Artifacts
Former Peace Corps Volunteer and Indiana University PhD candidate Matthew Maus stands in front of silver platters, candlestick holders, forks, spoons, knives, and the remains of a false bottom chest recovered from the Nuestra Señora de Begoña. The artifacts were recovered in May and are currently being conserved and studied by Indiana University and the Dominican Republic's Oficina Nacional de Patrimonio Cultural Subacuático.Under a blazing-hot sun in the Dominican Republic, a team of Indiana University underwater archaeology professors, students and U.S. Peace Corps volunteers enter the water. Their goal: to recover artifacts spilled in shallow water when the 90-ton Spanish merchant vessel Nuestra Señora de Begoña broke apart 287 years ago.
In May 1725, the Begoña was en route from Caracas, Venezuela, to Tenerife in the Canary Islands.

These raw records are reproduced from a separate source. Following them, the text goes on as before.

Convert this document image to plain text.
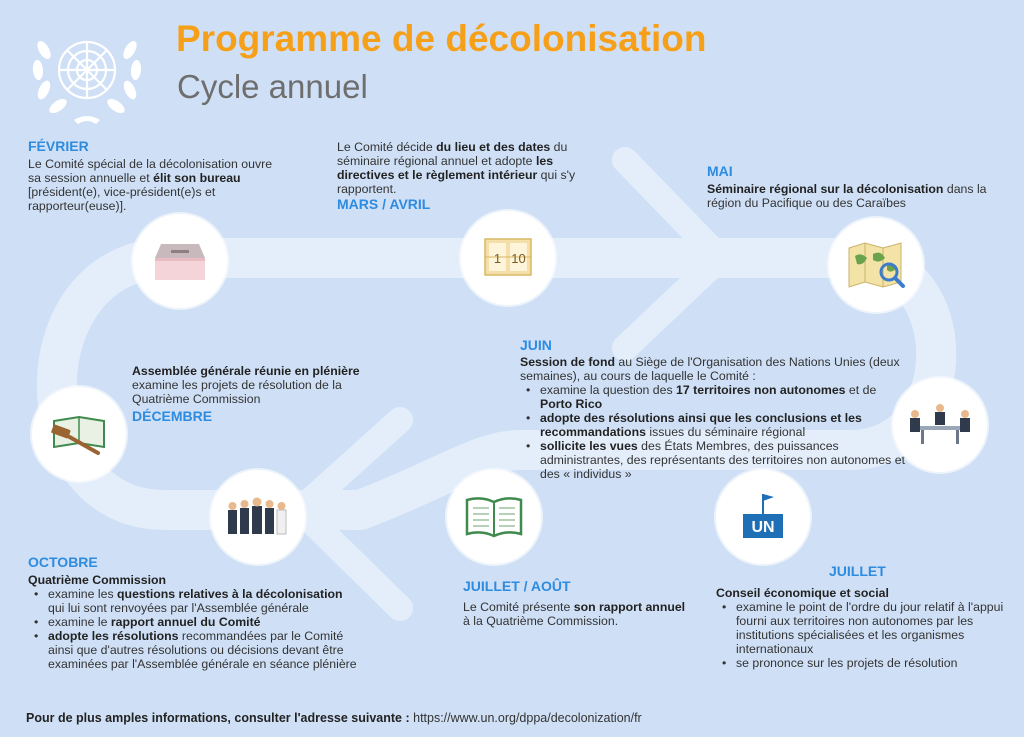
Programme de décolonisation
Cycle annuel
FÉVRIER
Le Comité spécial de la décolonisation ouvre sa session annuelle et élit son bureau [président(e), vice-président(e)s et rapporteur(euse)].
Le Comité décide du lieu et des dates du séminaire régional annuel et adopte les directives et le règlement intérieur qui s'y rapportent.
MARS / AVRIL
MAI
Séminaire régional sur la décolonisation dans la région du Pacifique ou des Caraïbes
JUIN
Session de fond au Siège de l'Organisation des Nations Unies (deux semaines), au cours de laquelle le Comité :
• examine la question des 17 territoires non autonomes et de Porto Rico
• adopte des résolutions ainsi que les conclusions et les recommandations issues du séminaire régional
• sollicite les vues des États Membres, des puissances administrantes, des représentants des territoires non autonomes et des « individus »
Assemblée générale réunie en plénière examine les projets de résolution de la Quatrième Commission
DÉCEMBRE
OCTOBRE
Quatrième Commission
• examine les questions relatives à la décolonisation qui lui sont renvoyées par l'Assemblée générale
• examine le rapport annuel du Comité
• adopte les résolutions recommandées par le Comité ainsi que d'autres résolutions ou décisions devant être examinées par l'Assemblée générale en séance plénière
JUILLET / AOÛT
Le Comité présente son rapport annuel à la Quatrième Commission.
JUILLET
Conseil économique et social
• examine le point de l'ordre du jour relatif à l'appui fourni aux territoires non autonomes par les institutions spécialisées et les organismes internationaux
• se prononce sur les projets de résolution
1 10
UN
Pour de plus amples informations, consulter l'adresse suivante : https://www.un.org/dppa/decolonization/fr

The ship’s manifest showed a cargo of cacao, hardwood and roughly 9,000 pesos. When the Begoña encountered rough weather near Santo Domingo, the captain beached the ship near La Caleta de Caucedo. The crew was safe, but after the Spanish colonial government investigated, it discovered the crew had attempted to conceal 21,000 pesos, more than twice the amount listed on the manifest. The captain was sentenced to three years in prison for smuggling silver.

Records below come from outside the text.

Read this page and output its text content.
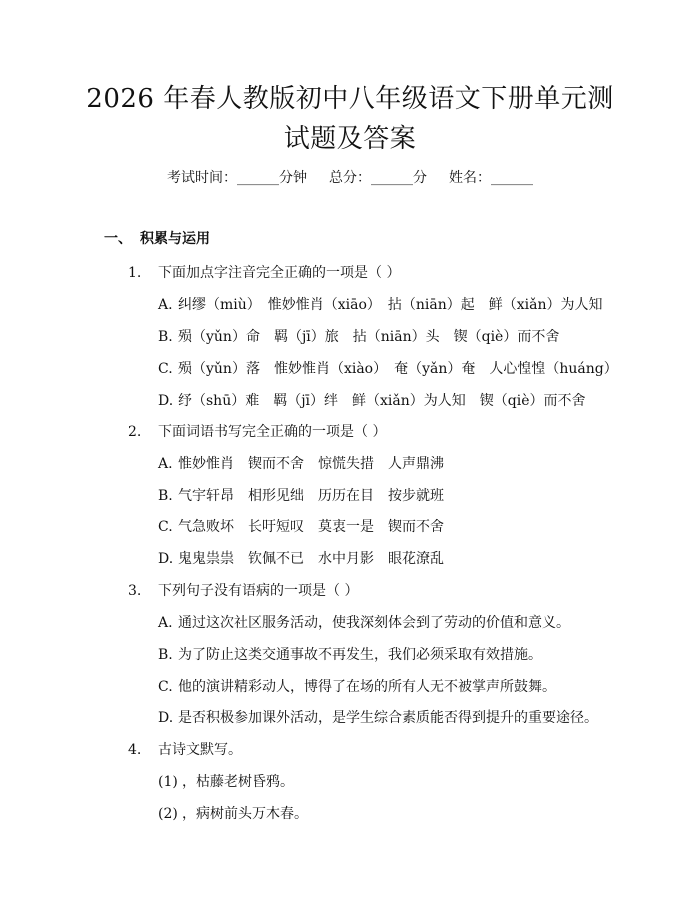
2026 年春人教版初中八年级语文下册单元测
试题及答案
考试时间：______分钟 总分：______分 姓名：______
一、 积累与运用
1. 下面加点字注音完全正确的一项是（ ）
A. 纠缪（miù）　惟妙惟肖（xiāo）　拈（niān）起　鲜（xiǎn）为人知
B. 殒（yǔn）命　羁（jī）旅　拈（niān）头　锲（qiè）而不舍
C. 殒（yǔn）落　惟妙惟肖（xiào）　奄（yǎn）奄　人心惶惶（huáng）
D. 纾（shū）难　羁（jī）绊　鲜（xiǎn）为人知　锲（qiè）而不舍
2. 下面词语书写完全正确的一项是（ ）
A. 惟妙惟肖　锲而不舍　惊慌失措　人声鼎沸
B. 气宇轩昂　相形见绌　历历在目　按步就班
C. 气急败坏　长吁短叹　莫衷一是　锲而不舍
D. 鬼鬼祟祟　钦佩不已　水中月影　眼花潦乱
3. 下列句子没有语病的一项是（ ）
A. 通过这次社区服务活动，使我深刻体会到了劳动的价值和意义。
B. 为了防止这类交通事故不再发生，我们必须采取有效措施。
C. 他的演讲精彩动人，博得了在场的所有人无不被掌声所鼓舞。
D. 是否积极参加课外活动，是学生综合素质能否得到提升的重要途径。
4. 古诗文默写。
(1) ，枯藤老树昏鸦。
(2) ，病树前头万木春。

The researchers scoured the sandy shallows at La Caleta National Marine Park for Begoña’s artifacts. “To date, no one has found the actual shipwreck,” says Charles Beeker of Indiana University’s Department of Underwater Science. Indiana University has been issued a government permit to find the Begoña and protect the area as a “living museum in the sea.”
“I was absolutely shocked by what we have discovered so far,” says Beeker. “In no more than 15 feet of water, we found a cannon, solid-silver platters, candlestick holders, forks, spoons, pottery shards and two talegas — or bags — of silver coins.
“These objects serve as a porthole into the early 18th century, telling us about the people on board the Begoña, as well as the colonization and international commerce of the time,” says Beeker.